Maggie was the current president of the co-op board. I thought about how hard she’d worked to promote the artwork and the artists at the shop in just the year I’d known her.
“I’m sorry about the leak,” she said. “There isn’t anything anyone can do about all the rain. Everyone is frustrated and tired, Jaeger.”
He crossed his arms over his chest. “This is a ridiculous way to run a business,” he started.
“The weather and how we run the co-op are two different things,” Maggie said. Her tone hadn’t changed at all but there was something just a little intimidating about the way she stood there so perfectly straight and still. “If you have problems with River Arts, go to the town office, call public works, call the mayor. Save everything else for the meeting later this morning.”
She tipped her head to the side and looked at him. If it had been an old Western this would have been the point where the audience did a collective “Ohhh.” Maggie could outstare anyone, even my Owen and Hercules, who were masters of the unblinking glare.
Jaeger’s mouth opened and closed. He shook his head. “This is stupid,” he muttered. He pushed past us and headed upstairs.
“What was that?” I asked once he was out of sight.
Maggie gave me a wry smile. “Mostly Jaeger being Jaeger.
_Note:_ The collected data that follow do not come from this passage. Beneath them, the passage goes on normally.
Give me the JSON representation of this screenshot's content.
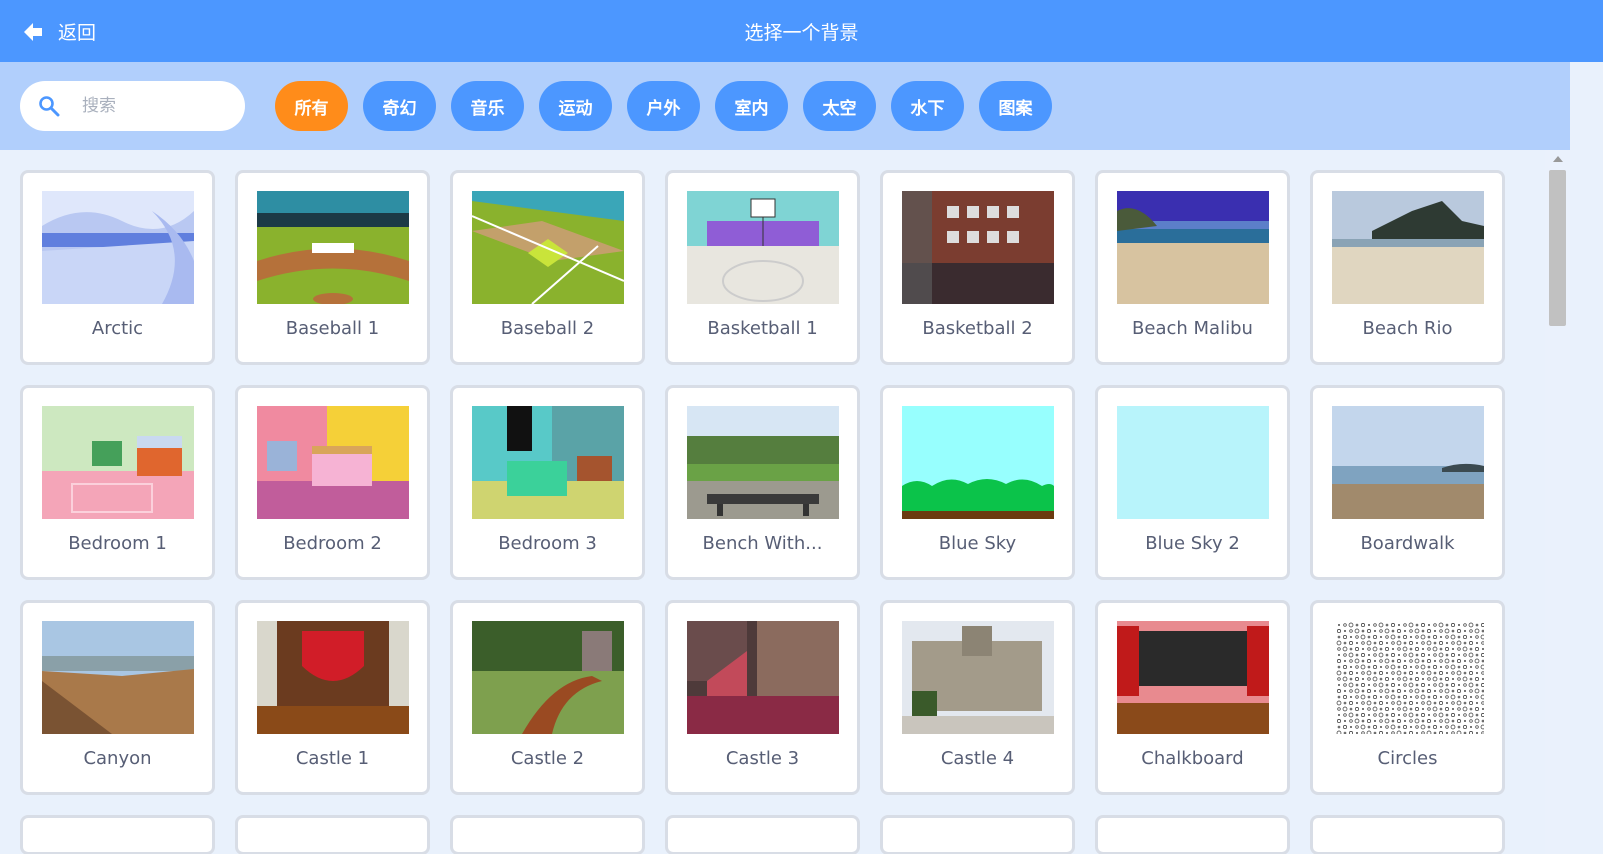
{
  "header": {
    "back_label": "返回",
    "title": "选择一个背景"
  },
  "search": {
    "placeholder": "搜索",
    "value": ""
  },
  "chips": [
    {
      "label": "所有",
      "active": true
    },
    {
      "label": "奇幻"
    },
    {
      "label": "音乐"
    },
    {
      "label": "运动"
    },
    {
      "label": "户外"
    },
    {
      "label": "室内"
    },
    {
      "label": "太空"
    },
    {
      "label": "水下"
    },
    {
      "label": "图案"
    }
  ],
  "backdrops": [
    {
      "name": "Arctic",
      "thumb": "arctic"
    },
    {
      "name": "Baseball 1",
      "thumb": "baseball1"
    },
    {
      "name": "Baseball 2",
      "thumb": "baseball2"
    },
    {
      "name": "Basketball 1",
      "thumb": "basketball1"
    },
    {
      "name": "Basketball 2",
      "thumb": "basketball2"
    },
    {
      "name": "Beach Malibu",
      "thumb": "beach-malibu"
    },
    {
      "name": "Beach Rio",
      "thumb": "beach-rio"
    },
    {
      "name": "Bedroom 1",
      "thumb": "bedroom1"
    },
    {
      "name": "Bedroom 2",
      "thumb": "bedroom2"
    },
    {
      "name": "Bedroom 3",
      "thumb": "bedroom3"
    },
    {
      "name": "Bench With...",
      "thumb": "bench"
    },
    {
      "name": "Blue Sky",
      "thumb": "blue-sky"
    },
    {
      "name": "Blue Sky 2",
      "thumb": "blue-sky-2"
    },
    {
      "name": "Boardwalk",
      "thumb": "boardwalk"
    },
    {
      "name": "Canyon",
      "thumb": "canyon"
    },
    {
      "name": "Castle 1",
      "thumb": "castle1"
    },
    {
      "name": "Castle 2",
      "thumb": "castle2"
    },
    {
      "name": "Castle 3",
      "thumb": "castle3"
    },
    {
      "name": "Castle 4",
      "thumb": "castle4"
    },
    {
      "name": "Chalkboard",
      "thumb": "chalkboard"
    },
    {
      "name": "Circles",
      "thumb": "circles"
    }
  ],
  "colors": {
    "header": "#4c97ff",
    "filterbar": "#b1cffc",
    "active_chip": "#ff8c1a",
    "chip": "#4c97ff",
    "background": "#e9f1fc"
  },
  "icons": {
    "back": "back-arrow-icon",
    "search": "search-icon"
  }
}
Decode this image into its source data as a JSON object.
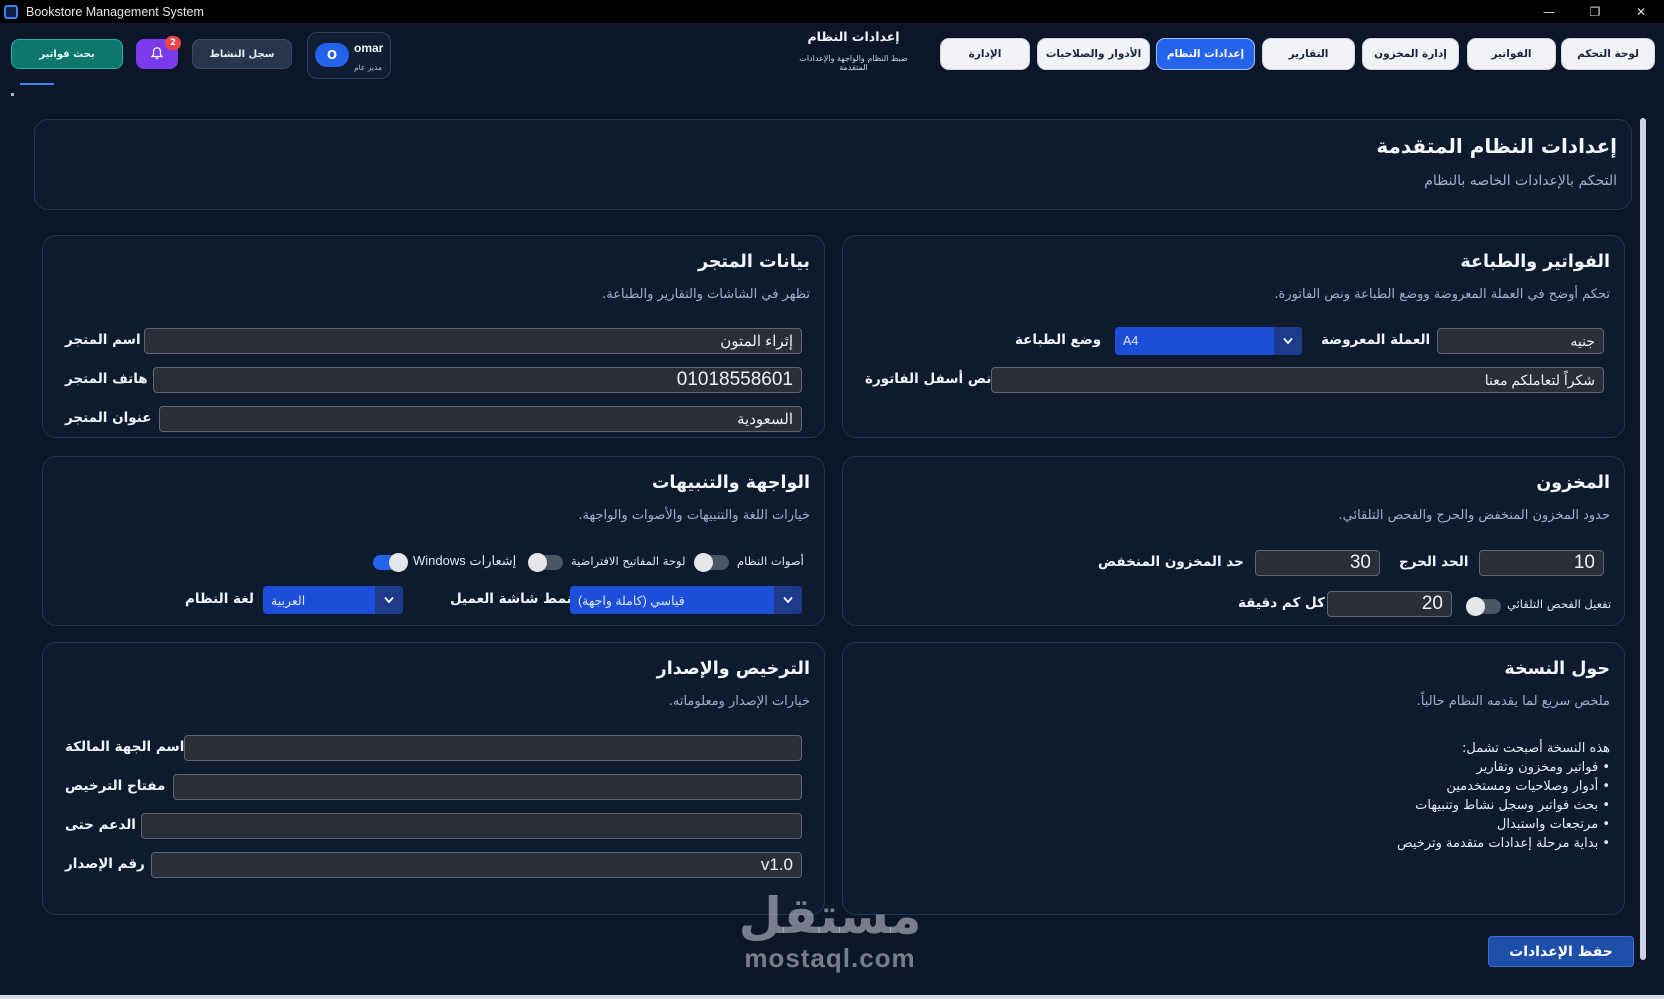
{
  "window": {
    "title": "Bookstore Management System",
    "controls": {
      "minimize": "—",
      "maximize": "❐",
      "close": "✕"
    }
  },
  "header": {
    "nav": [
      {
        "label": "لوحة التحكم",
        "active": false
      },
      {
        "label": "الفواتير",
        "active": false
      },
      {
        "label": "إدارة المخزون",
        "active": false
      },
      {
        "label": "التقارير",
        "active": false
      },
      {
        "label": "إعدادات النظام",
        "active": true
      },
      {
        "label": "الأدوار والصلاحيات",
        "active": false
      },
      {
        "label": "الإدارة",
        "active": false
      }
    ],
    "page_title": "إعدادات النظام",
    "page_subtitle": "ضبط النظام والواجهة والإعدادات المتقدمة",
    "user": {
      "avatar": "O",
      "name": "omar",
      "role": "مدير عام"
    },
    "activity_label": "سجل النشاط",
    "notifications_count": "2",
    "search_invoices_label": "بحث فواتير"
  },
  "banner": {
    "title": "إعدادات النظام المتقدمة",
    "subtitle": "التحكم بالإعدادات الخاصه بالنظام"
  },
  "invoices": {
    "title": "الفواتير والطباعة",
    "subtitle": "تحكم أوضح في العملة المعروضة ووضع الطباعة ونص الفاتورة.",
    "currency_label": "العملة المعروضة",
    "currency_value": "جنيه",
    "print_mode_label": "وضع الطباعة",
    "print_mode_value": "A4",
    "footer_label": "نص أسفل الفاتورة",
    "footer_value": "شكراً لتعاملكم معنا"
  },
  "store": {
    "title": "بيانات المتجر",
    "subtitle": "تظهر في الشاشات والتقارير والطباعة.",
    "name_label": "اسم المتجر",
    "name_value": "إثراء المتون",
    "phone_label": "هاتف المتجر",
    "phone_value": "01018558601",
    "address_label": "عنوان المتجر",
    "address_value": "السعودية"
  },
  "inventory": {
    "title": "المخزون",
    "subtitle": "حدود المخزون المنخفض والحرج والفحص التلقائي.",
    "low_label": "حد المخزون المنخفض",
    "low_value": "30",
    "critical_label": "الحد الحرج",
    "critical_value": "10",
    "auto_check_label": "تفعيل الفحص التلقائي",
    "auto_check_on": false,
    "interval_label": "كل كم دقيقة",
    "interval_value": "20"
  },
  "ui": {
    "title": "الواجهة والتنبيهات",
    "subtitle": "خيارات اللغة والتنبيهات والأصوات والواجهة.",
    "toggles": [
      {
        "label": "أصوات النظام",
        "on": false
      },
      {
        "label": "لوحة المفاتيح الافتراضية",
        "on": false
      },
      {
        "label": "إشعارات Windows",
        "on": true
      }
    ],
    "language_label": "لغة النظام",
    "language_value": "العربية",
    "display_mode_label": "نمط شاشة العميل",
    "display_mode_value": "قياسي (كاملة واجهة)"
  },
  "about": {
    "title": "حول النسخة",
    "subtitle": "ملخص سريع لما يقدمه النظام حالياً.",
    "intro": "هذه النسخة أصبحت تشمل:",
    "items": [
      "فواتير ومخزون وتقارير",
      "أدوار وصلاحيات ومستخدمين",
      "بحث فواتير وسجل نشاط وتنبيهات",
      "مرتجعات واستبدال",
      "بداية مرحلة إعدادات متقدمة وترخيص"
    ]
  },
  "license": {
    "title": "الترخيص والإصدار",
    "subtitle": "خيارات الإصدار ومعلوماته.",
    "owner_label": "اسم الجهة المالكة",
    "owner_value": "",
    "key_label": "مفتاح الترخيص",
    "key_value": "",
    "support_label": "الدعم حتى",
    "support_value": "",
    "version_label": "رقم الإصدار",
    "version_value": "v1.0"
  },
  "save_label": "حفظ الإعدادات",
  "watermark": {
    "arabic": "مستقل",
    "latin": "mostaql.com"
  },
  "colors": {
    "background": "#0c1628",
    "panel": "#0e1a2e",
    "accent": "#2563eb",
    "teal": "#0f766e",
    "purple": "#7c3aed",
    "danger": "#ef4444"
  }
}
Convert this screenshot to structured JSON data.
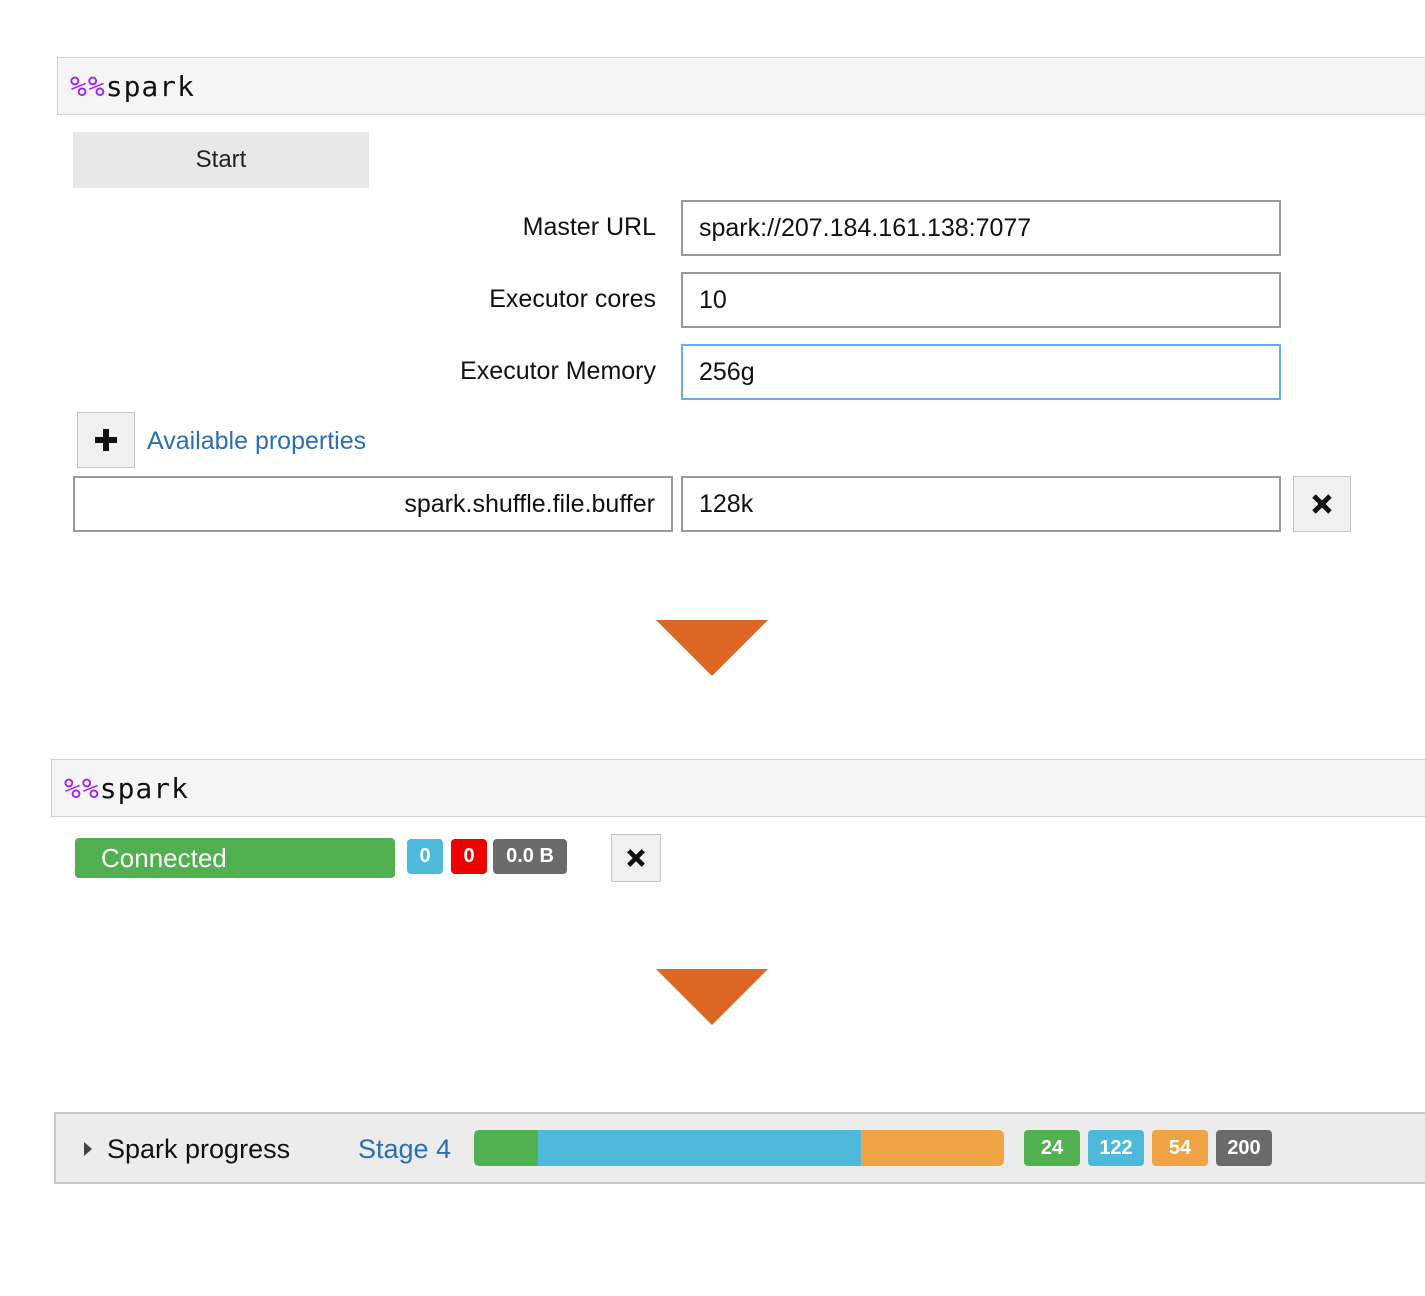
{
  "cell1": {
    "magic": "%%",
    "command": "spark",
    "start_label": "Start",
    "fields": [
      {
        "label": "Master URL",
        "value": "spark://207.184.161.138:7077"
      },
      {
        "label": "Executor cores",
        "value": "10"
      },
      {
        "label": "Executor Memory",
        "value": "256g"
      }
    ],
    "add_icon": "plus-icon",
    "available_properties": "Available properties",
    "property": {
      "key": "spark.shuffle.file.buffer",
      "value": "128k"
    },
    "remove_icon": "close-icon"
  },
  "cell2": {
    "magic": "%%",
    "command": "spark",
    "status": "Connected",
    "badges": [
      {
        "text": "0",
        "color": "#4fb9dc"
      },
      {
        "text": "0",
        "color": "#ee0000"
      },
      {
        "text": "0.0 B",
        "color": "#6b6b6b"
      }
    ],
    "close_icon": "close-icon"
  },
  "arrow_color": "#dc6624",
  "progress": {
    "title": "Spark progress",
    "stage": "Stage 4",
    "tasks": {
      "succeeded": 24,
      "running": 122,
      "pending": 54,
      "total": 200
    },
    "badges": [
      {
        "text": "24",
        "color": "#51b050"
      },
      {
        "text": "122",
        "color": "#4fb9dc"
      },
      {
        "text": "54",
        "color": "#eea445"
      },
      {
        "text": "200",
        "color": "#6b6b6b"
      }
    ],
    "segment_colors": {
      "succeeded": "#51b050",
      "running": "#4fb9dc",
      "pending": "#eea445"
    }
  }
}
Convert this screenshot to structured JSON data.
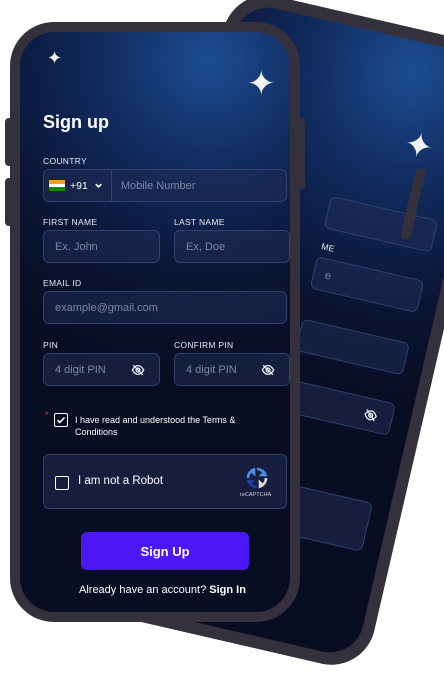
{
  "form": {
    "title": "Sign up",
    "country_label": "COUNTRY",
    "country_code": "+91",
    "mobile_placeholder": "Mobile Number",
    "first_name_label": "FIRST NAME",
    "first_name_placeholder": "Ex. John",
    "last_name_label": "LAST NAME",
    "last_name_placeholder": "Ex, Doe",
    "email_label": "EMAIL ID",
    "email_placeholder": "example@gmail.com",
    "pin_label": "PIN",
    "pin_placeholder": "4 digit PIN",
    "confirm_pin_label": "CONFIRM PIN",
    "confirm_pin_placeholder": "4 digit PIN",
    "required_mark": "*",
    "terms_text": "I have read and understood the Terms & Conditions",
    "robot_text": "I am not a Robot",
    "recaptcha_label": "reCAPTCHA",
    "signup_button": "Sign Up",
    "footer_prompt": "Already have an account?",
    "footer_link": "Sign In"
  },
  "back_screen": {
    "partial_label": "ME",
    "partial_placeholder": "e"
  },
  "colors": {
    "accent": "#4b17f5",
    "required": "#e23b4e",
    "phone_frame": "#34313d"
  },
  "icons": [
    "sparkle-icon",
    "india-flag-icon",
    "chevron-down-icon",
    "eye-off-icon",
    "check-icon",
    "recaptcha-icon"
  ]
}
Did you know he’s been pushing for the co-op to find a patron almost since he first got here?”
I nodded.
“With the flooding and having to move everything in the store, he’s just gotten worse.” She let out a breath, put one hand on the back of her head and stretched. Then she looked at me. “I should check the basement.”
“Okay,” I said. I followed her through the empty store to the back storage room. She flipped the light switch and unlocked the door. Three steps from the top of the basement stairs she stopped, sucking in a sharp breath.
“What is it?” I asked.
“Is he dead?” Maggie asked in a tight voice.
I leaned around her to get a better look at the body. “Yeah, he’s dead.”
“Are you sure?”
I moved past her on the steps so I could see better. The corpse of a large gray rodent was floating on its back near the stairs railing, in the four feet of muddy, smelly water that filled the basement. “He’s not doing the backstroke, Maggie,” I said. “He’s dead.”
She shivered and ran a hand through her short blond hair. “I’m not touching that thing.”
“I’ll get it,” I said. It wouldn’t be the oddest thing I’d ever done in the name of friendship. I grabbed the yellow plastic snow shovel that was hanging on a nail to the right of the cellar door and went down a couple more steps so I could scoop up the dead rat. Behind me I heard Maggie make a faint squeaky noise in her throat, probably afraid that it had just been floating, eyes closed, in the filthy water, like some rodent spa-goer, and was now going to roll over and run up the steps.